Sonuç olarak, bundan sonra sorunlar artacak ve derinleşecektir. Ancak deprem felaketi, bizim yaşama bakışımızı değiştirecek kertede bir olay niteliği taşımaktadır, kanımca. Artık sömürüsüz, eşitlikçi, bilim ve tekniğin halkın yararına kullanılmasından yana bir toplum düzeni için mücadele edenlere kulak verme zamanı…Onlar ezber bozma yolundaki çabalarında ne denli olduklarını gözler önüne seriyorlar. (Çekim gücü ve kapsama alanıyla böbürlenen GSM operatörleri sınıfta kalmadı mı? Yetkililer, sosyal medyayı kötü amaçla kullananları öne sürerek Twitter’i yavaşlatmak kararı aldı. Felaketin yarattığı koşullarda internet ve sosyal medya hayat kurtarıcı olabiliyordu oysa ki.) Bu çevreler sorunları, takdir-i ilahi diye de geçiştirmezler.
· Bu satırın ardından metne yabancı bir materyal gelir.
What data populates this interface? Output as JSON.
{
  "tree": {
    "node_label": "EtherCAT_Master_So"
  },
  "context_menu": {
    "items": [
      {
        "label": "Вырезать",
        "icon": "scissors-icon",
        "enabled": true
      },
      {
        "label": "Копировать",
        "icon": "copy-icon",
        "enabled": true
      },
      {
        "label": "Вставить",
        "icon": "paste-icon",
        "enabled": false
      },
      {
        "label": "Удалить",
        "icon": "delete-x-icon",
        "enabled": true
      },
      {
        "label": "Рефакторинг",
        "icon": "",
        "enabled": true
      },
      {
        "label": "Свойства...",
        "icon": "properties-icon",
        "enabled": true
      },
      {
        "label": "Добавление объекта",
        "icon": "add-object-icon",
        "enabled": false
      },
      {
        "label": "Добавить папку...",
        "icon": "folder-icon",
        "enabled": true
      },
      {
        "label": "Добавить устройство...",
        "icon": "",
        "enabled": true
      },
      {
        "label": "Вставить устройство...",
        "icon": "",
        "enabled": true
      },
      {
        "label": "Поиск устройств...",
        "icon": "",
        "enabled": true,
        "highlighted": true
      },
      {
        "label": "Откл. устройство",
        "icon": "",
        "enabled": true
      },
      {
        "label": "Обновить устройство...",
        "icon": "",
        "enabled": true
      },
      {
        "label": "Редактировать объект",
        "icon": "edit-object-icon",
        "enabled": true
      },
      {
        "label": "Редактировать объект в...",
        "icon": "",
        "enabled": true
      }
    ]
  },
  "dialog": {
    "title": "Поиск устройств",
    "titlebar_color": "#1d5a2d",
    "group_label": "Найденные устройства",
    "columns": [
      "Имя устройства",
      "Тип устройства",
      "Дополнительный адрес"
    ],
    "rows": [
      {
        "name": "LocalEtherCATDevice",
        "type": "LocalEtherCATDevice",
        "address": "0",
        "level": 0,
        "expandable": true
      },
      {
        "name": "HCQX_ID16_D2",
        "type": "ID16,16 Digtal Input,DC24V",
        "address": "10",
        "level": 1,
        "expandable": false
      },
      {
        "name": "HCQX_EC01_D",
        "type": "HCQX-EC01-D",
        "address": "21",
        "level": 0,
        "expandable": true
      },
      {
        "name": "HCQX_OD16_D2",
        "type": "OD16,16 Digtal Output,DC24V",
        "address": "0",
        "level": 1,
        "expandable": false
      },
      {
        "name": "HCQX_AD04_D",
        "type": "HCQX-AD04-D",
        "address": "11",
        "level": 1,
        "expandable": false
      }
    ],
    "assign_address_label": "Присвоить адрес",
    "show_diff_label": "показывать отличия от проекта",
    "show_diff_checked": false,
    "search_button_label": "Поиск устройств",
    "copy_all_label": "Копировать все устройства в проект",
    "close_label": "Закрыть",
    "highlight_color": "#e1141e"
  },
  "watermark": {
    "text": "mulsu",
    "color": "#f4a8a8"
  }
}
Kişilerin inançlarını kendilerine bırakırlar, karışmazlar. Ancak bazı kavramları farklı kullanırlar. (Uğruna nice yaşamların söndüğü “kâr” kavramı gibi.) Halkla deprem dayanışmasını, olanakları özverileriyle zorlayarak sürdürüyorlar.

DİPNOT:
1) Sosyal devletten umudunu kesmiş, yoksulluk sınırında yaşayan dar gelirli kesim, solun öncelikli olarak eğitim, sağlık alanlarının kamulaştırılması konusundaki açıklamalarına giderek daha fazla kulak veriyor.
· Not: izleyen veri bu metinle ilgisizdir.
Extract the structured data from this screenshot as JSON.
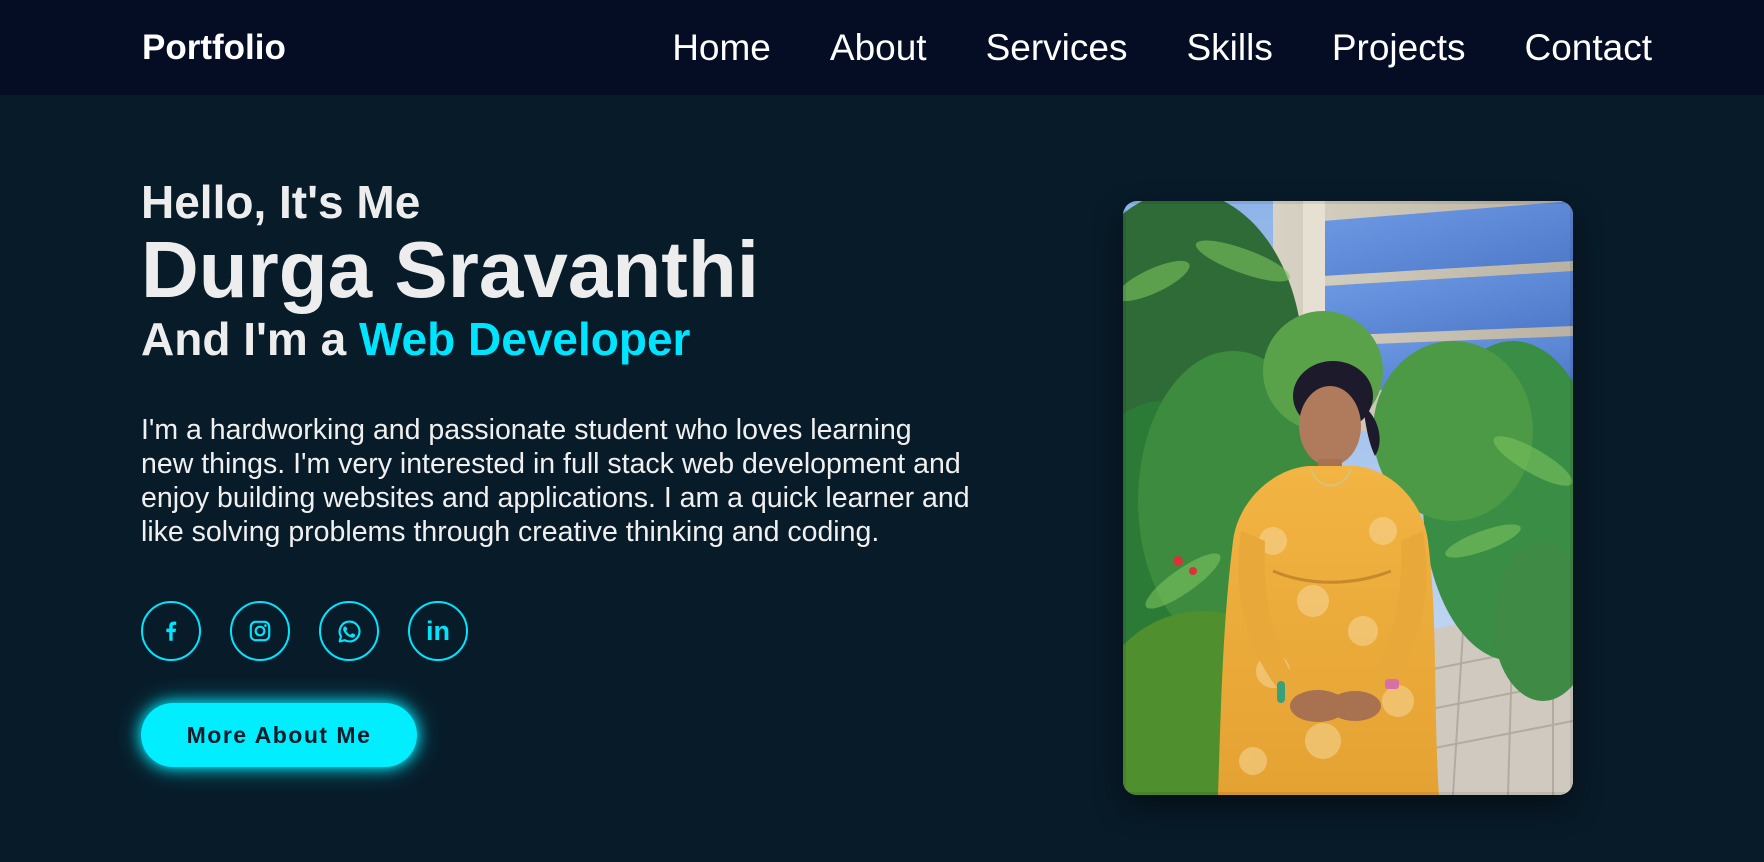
{
  "header": {
    "logo": "Portfolio",
    "nav": [
      {
        "label": "Home"
      },
      {
        "label": "About"
      },
      {
        "label": "Services"
      },
      {
        "label": "Skills"
      },
      {
        "label": "Projects"
      },
      {
        "label": "Contact"
      }
    ]
  },
  "home": {
    "greeting": "Hello, It's Me",
    "name": "Durga Sravanthi",
    "role_prefix": "And I'm a ",
    "role_highlight": "Web Developer",
    "bio": "I'm a hardworking and passionate student who loves learning new things. I'm very interested in full stack web development and enjoy building websites and applications. I am a quick learner and like solving problems through creative thinking and coding.",
    "social": [
      {
        "icon": "facebook-icon"
      },
      {
        "icon": "instagram-icon"
      },
      {
        "icon": "whatsapp-icon"
      },
      {
        "icon": "linkedin-icon",
        "glyph": "in"
      }
    ],
    "button_label": "More About Me",
    "photo": {
      "alt": "profile-photo"
    }
  },
  "colors": {
    "background": "#081b29",
    "header_background": "#050d24",
    "accent": "#00e5ff",
    "button": "#00eeff",
    "text": "#ededed"
  }
}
2) Toplumca nasıl bir aymazlık içinde olduğumuzu, Gazete Oksijen’i özür açıklamasına mecbur eden; depremle ilgili, kaş yapayım derken göz çıkartan bir edebiyatçımızın haberiyle bir kez daha idrak ettik.
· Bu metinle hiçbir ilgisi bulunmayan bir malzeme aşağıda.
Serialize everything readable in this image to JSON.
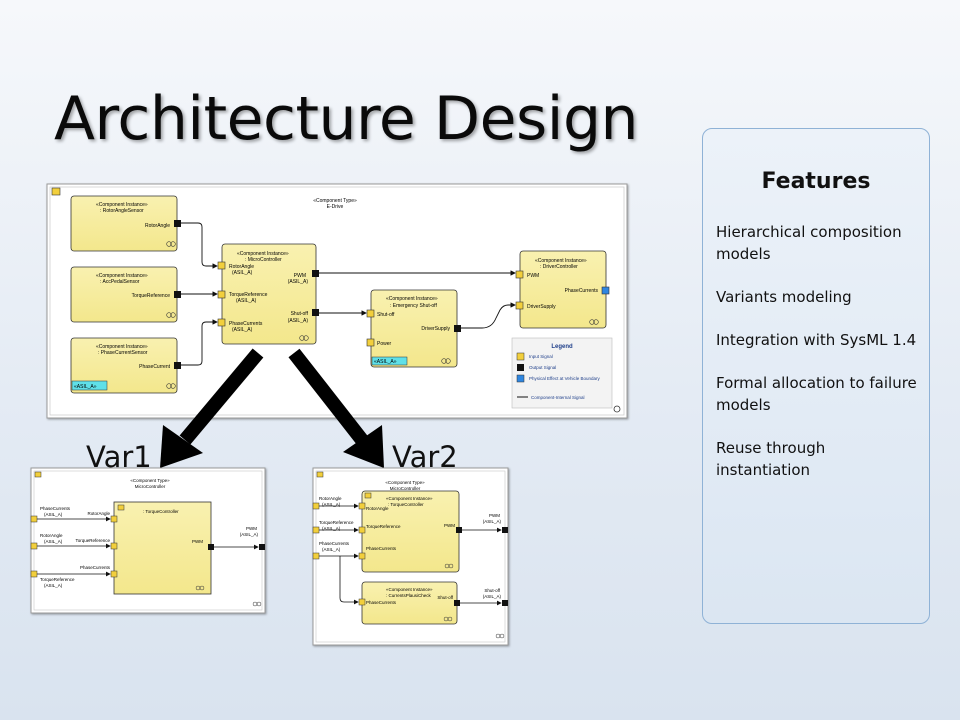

3) Riskli bölgelerin inşaata açılmasına, kaçak yapılara göz yumanlarla, daha çok kâr etmek için insan yaşamını hiçe sayarak malzemeden çalanlarla, onları denetleme yükümlülüğünü yerine getirmeyerek suç işleyenler, dileriz gerektiği gibi yargılanırlar. Ancak, bu süreçte sorumlu yurttaş bilinciyle hareket etmemiz çok önemlidir. Yaşamsal sorunlarımızın çözümü, öncelikle bu bilincin yaratacağı gücün kullanılmasına bağlıdır.